È una domanda interessante alla quale nessuno, oggi, può rispondere. Perché sono passati 4 mesi e sembrano 4 anni. Perché entusiasmo, leggerezza e bel gioco li abbiamo lasciati a Wembley. Incomprensibilmente. Dovevamo diventare più forti. Sicuri. Sereni. Forti del titolo vinto. E invece l’Italia si è persa. Senza ragione e senza un perché. Forse seduta su quel risultato straordinario usato come punto di arrivo inconsciamente e non come punto di partenza.

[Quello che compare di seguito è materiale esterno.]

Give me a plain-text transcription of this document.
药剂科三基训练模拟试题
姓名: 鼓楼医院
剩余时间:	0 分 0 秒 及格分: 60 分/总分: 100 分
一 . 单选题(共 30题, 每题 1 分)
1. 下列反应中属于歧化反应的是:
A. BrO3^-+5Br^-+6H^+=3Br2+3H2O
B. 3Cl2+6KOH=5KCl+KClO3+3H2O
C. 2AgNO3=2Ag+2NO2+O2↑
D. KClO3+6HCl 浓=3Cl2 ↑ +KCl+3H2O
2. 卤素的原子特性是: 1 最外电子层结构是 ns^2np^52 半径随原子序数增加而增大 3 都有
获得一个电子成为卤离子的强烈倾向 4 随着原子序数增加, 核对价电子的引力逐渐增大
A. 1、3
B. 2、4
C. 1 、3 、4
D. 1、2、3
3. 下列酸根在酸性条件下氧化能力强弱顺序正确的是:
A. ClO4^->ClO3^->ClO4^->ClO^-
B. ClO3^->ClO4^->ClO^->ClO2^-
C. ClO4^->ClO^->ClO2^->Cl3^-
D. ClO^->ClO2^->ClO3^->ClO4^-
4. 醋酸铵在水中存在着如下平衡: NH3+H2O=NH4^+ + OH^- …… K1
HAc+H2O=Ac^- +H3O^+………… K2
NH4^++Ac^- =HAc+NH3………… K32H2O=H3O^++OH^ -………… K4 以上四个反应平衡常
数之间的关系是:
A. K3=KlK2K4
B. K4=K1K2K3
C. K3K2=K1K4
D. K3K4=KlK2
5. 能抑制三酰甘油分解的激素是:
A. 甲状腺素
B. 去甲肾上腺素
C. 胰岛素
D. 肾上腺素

E’ difficile non definirlo un problema atavico o meglio di mentalità. Appagamento da vittoria, tipico del nostro paese. Nel 1982 diventiamo campioni del mondo con una Nazionale che resterà per sempre nei cuori di tutti, una squadra capace di fare tre gol al Brasile. Zoff, Pablito e tre gol pure alla Germania. Nel 1984 riusciamo nell’impresa di non andare agli Europei. Nel 1986 , aggrappati col pensiero a quattro anni prima, siamo impresentabili.

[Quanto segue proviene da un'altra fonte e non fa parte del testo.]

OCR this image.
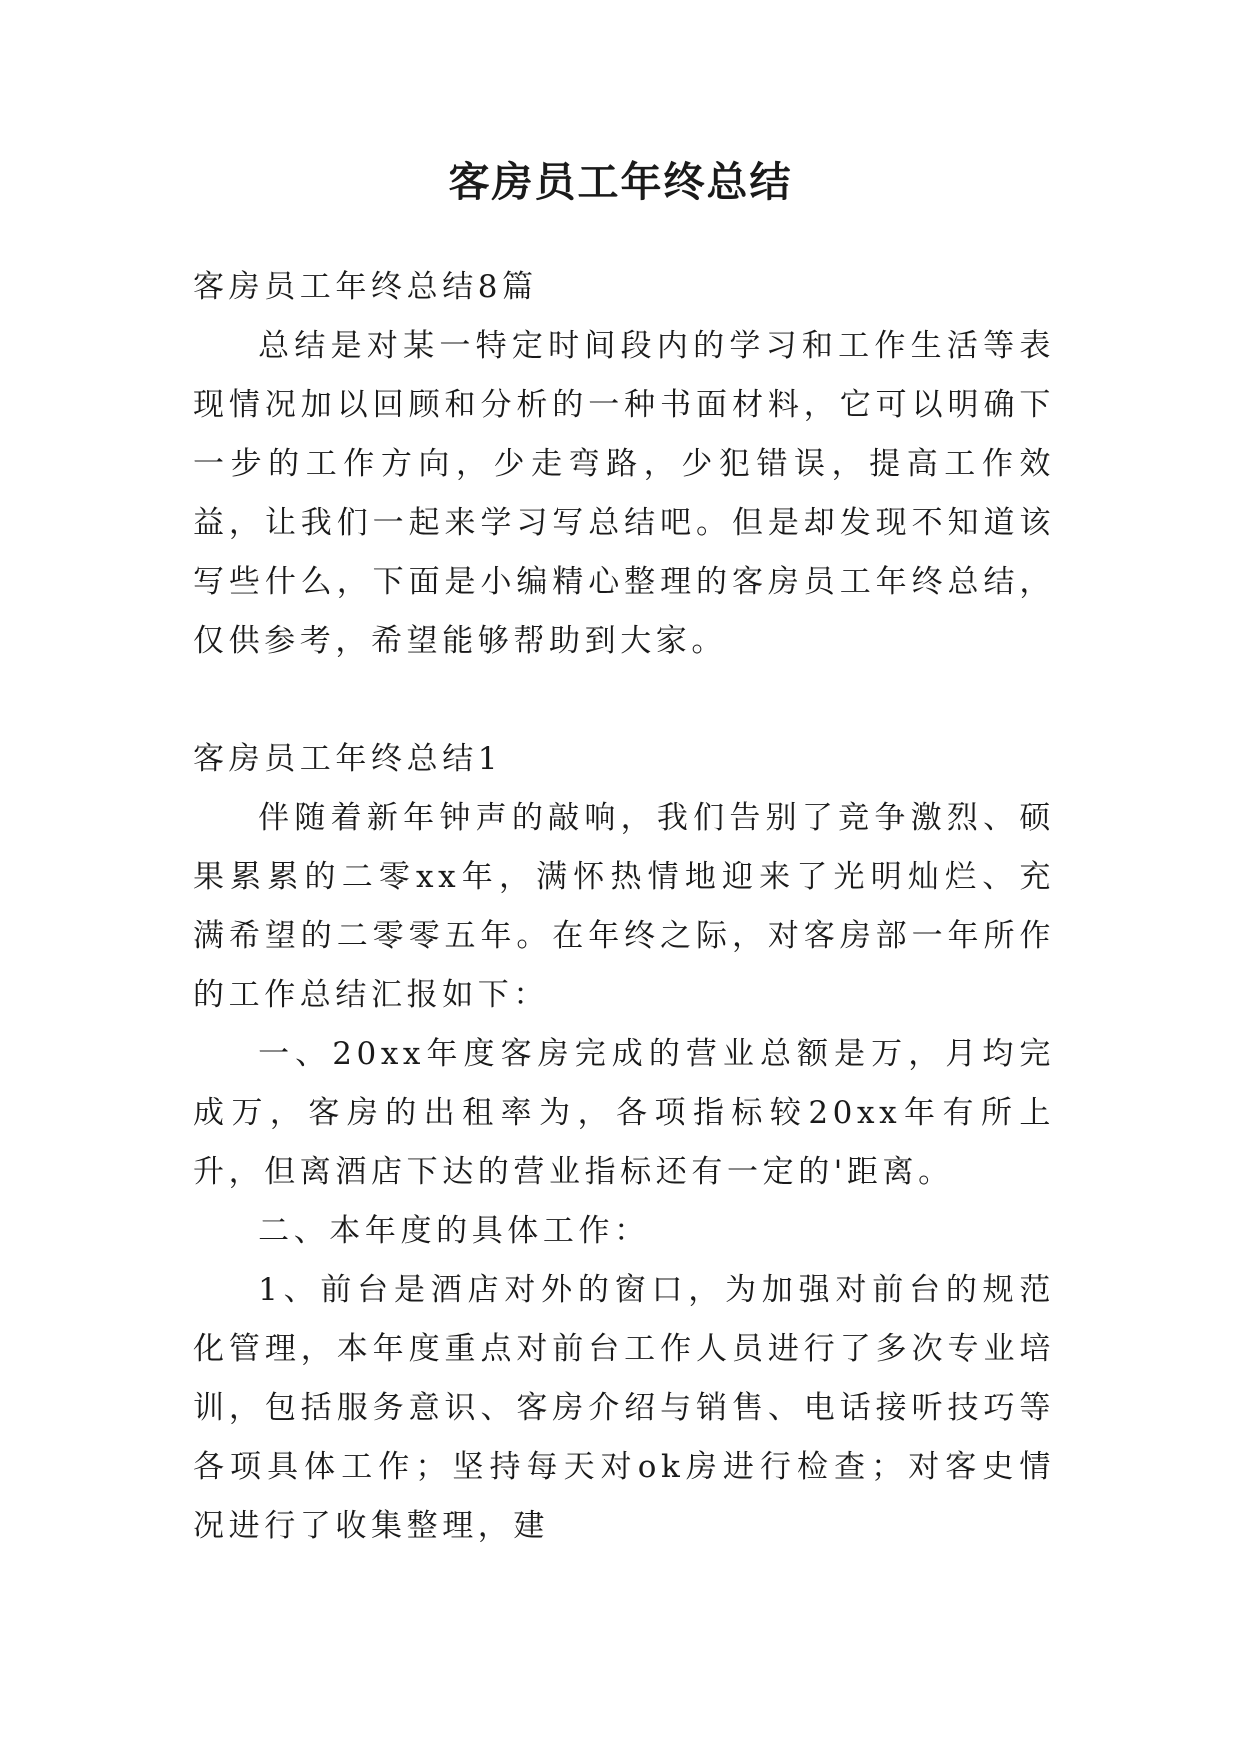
客房员工年终总结

客房员工年终总结8篇

总结是对某一特定时间段内的学习和工作生活等表现情况加以回顾和分析的一种书面材料，它可以明确下一步的工作方向，少走弯路，少犯错误，提高工作效益，让我们一起来学习写总结吧。但是却发现不知道该写些什么，下面是小编精心整理的客房员工年终总结，仅供参考，希望能够帮助到大家。

客房员工年终总结1

伴随着新年钟声的敲响，我们告别了竞争激烈、硕果累累的二零xx年，满怀热情地迎来了光明灿烂、充满希望的二零零五年。在年终之际，对客房部一年所作的工作总结汇报如下：

一、20xx年度客房完成的营业总额是万，月均完成万，客房的出租率为，各项指标较20xx年有所上升，但离酒店下达的营业指标还有一定的'距离。

二、本年度的具体工作：

1、前台是酒店对外的窗口，为加强对前台的规范化管理，本年度重点对前台工作人员进行了多次专业培训，包括服务意识、客房介绍与销售、电话接听技巧等各项具体工作；坚持每天对ok房进行检查；对客史情况进行了收集整理，建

Nel 1990 è il nostro Mondiale si gioca in casa, anni dedicati alla Nazionale bella e non vincente di Vicini. Il rimbalzo psicologico di quella delusione, ci toglie l’Europeo del 1992. Per poi fare finale nel 1994 al Mondiale. Ma la perla arriva col 2006. Vinciamo un Mondiale clamoroso, impensabile e depurativo. Dopo 4 anni, come già nel 1986, per gratitudine facciamo un Mondiale pessimo. Nel 2014 forse peggio e nel 2018, Ventura ci porta fuori con la Svezia. Dalla vittoria di Berlino a un totale declino. Con due domande che lasciano inquieti: quando cambiamo mentalità? E soprattutto:

Che fine ha fatto l’Italia di Euro 2020?